Krishnamoorthy’s comment highlights a fundamental shift from a focus on delivering a perfect offering to one that emphasizes speed to market and ability to iterate. This shows how an ethos once exemplified by startups and small companies has made its way to one of the largest corporations in the world.
Marketing organizations have also adopted this approach, and while it brings clear benefits, it raises a couple questions: How do you know when an asset or marketing effort is ready? How do you know when good enough is great?
To answer this question, a company must change how it evaluates readiness. In marketing, as in other disciplines, readiness has traditionally revolved around the concept of perfection.
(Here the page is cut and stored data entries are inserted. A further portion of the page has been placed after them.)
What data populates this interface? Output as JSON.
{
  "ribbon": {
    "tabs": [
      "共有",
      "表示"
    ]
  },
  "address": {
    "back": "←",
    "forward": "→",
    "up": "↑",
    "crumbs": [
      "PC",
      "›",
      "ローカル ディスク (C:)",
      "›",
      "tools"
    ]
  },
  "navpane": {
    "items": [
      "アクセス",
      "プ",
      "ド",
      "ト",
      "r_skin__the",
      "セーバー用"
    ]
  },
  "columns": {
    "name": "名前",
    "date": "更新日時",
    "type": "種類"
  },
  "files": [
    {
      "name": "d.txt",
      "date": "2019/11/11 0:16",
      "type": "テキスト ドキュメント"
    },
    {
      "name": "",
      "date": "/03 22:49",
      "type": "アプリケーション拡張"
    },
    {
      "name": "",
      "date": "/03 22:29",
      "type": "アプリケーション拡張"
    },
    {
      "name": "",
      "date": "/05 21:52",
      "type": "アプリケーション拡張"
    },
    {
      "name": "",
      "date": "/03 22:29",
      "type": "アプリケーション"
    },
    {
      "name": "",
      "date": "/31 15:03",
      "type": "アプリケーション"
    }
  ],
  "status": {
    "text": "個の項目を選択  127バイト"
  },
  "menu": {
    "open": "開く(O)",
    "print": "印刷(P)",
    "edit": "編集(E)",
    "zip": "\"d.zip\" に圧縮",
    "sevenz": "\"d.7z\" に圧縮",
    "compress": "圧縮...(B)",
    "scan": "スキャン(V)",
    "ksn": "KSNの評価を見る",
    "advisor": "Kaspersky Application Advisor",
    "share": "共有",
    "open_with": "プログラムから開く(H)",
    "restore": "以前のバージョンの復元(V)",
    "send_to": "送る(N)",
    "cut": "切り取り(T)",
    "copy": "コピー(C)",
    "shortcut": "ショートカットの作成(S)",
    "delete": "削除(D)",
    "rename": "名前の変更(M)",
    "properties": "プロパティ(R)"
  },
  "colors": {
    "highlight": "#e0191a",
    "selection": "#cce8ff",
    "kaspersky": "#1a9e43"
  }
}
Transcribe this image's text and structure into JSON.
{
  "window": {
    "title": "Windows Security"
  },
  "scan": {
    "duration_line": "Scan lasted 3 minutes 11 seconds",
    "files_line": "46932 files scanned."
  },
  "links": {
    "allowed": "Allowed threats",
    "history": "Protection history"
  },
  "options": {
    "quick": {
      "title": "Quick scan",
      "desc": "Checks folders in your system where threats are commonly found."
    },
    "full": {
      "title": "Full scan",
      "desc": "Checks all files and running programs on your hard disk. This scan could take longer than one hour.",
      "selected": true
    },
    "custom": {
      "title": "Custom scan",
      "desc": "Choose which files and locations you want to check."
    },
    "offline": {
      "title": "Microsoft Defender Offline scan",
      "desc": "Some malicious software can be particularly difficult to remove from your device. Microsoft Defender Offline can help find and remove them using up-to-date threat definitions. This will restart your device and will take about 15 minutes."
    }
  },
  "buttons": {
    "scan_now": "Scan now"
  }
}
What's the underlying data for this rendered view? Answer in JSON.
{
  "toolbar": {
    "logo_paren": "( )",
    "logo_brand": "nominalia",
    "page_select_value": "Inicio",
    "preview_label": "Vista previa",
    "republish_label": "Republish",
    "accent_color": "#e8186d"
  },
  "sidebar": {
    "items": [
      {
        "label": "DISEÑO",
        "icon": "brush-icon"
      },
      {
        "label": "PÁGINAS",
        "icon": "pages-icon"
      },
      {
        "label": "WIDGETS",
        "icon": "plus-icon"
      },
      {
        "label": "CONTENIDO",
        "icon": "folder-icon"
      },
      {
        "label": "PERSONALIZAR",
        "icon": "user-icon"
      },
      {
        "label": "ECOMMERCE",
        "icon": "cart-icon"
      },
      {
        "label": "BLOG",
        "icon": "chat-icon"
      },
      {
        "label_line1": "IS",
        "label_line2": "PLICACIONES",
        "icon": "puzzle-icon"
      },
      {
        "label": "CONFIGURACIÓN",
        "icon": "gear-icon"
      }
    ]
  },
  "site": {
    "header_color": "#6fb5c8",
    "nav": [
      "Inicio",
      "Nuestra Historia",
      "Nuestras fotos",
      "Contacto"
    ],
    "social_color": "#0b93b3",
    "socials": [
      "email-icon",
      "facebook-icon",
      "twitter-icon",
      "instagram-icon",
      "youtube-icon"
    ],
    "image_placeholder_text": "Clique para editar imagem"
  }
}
Marketing assets and efforts are evaluated against the standard of being the best they could possibly be. While this makes sense in some cases (e.g. branding or tag lines, where materials have a substantial impact or life expectancy), this approach is often overkill for assets used in short-lived marketing campaigns. After all, a not-quite-perfect asset in use is more effective than an almost-perfect asset still in development.
To avoid the perfection trap, determine readiness by evaluating whether the asset or marketing effort addresses core buyer concerns and guides buyers through the buying cycle. If you find that it provides value to the majority of buyers by giving them the information they need (thus supporting your own goals), then the asset or marketing effort is ready to go.
This approach can reduce the costly churn that assets and marketing efforts go through as they are reworked and revised in a quest for perfection. It also prevents edge cases and exceptions from delaying the progress of assets or marketing efforts that would be useful to the majority of buyers.
In the end, changing the standard from “perfect” to “effective” shifts the focus to a more meaningful measure.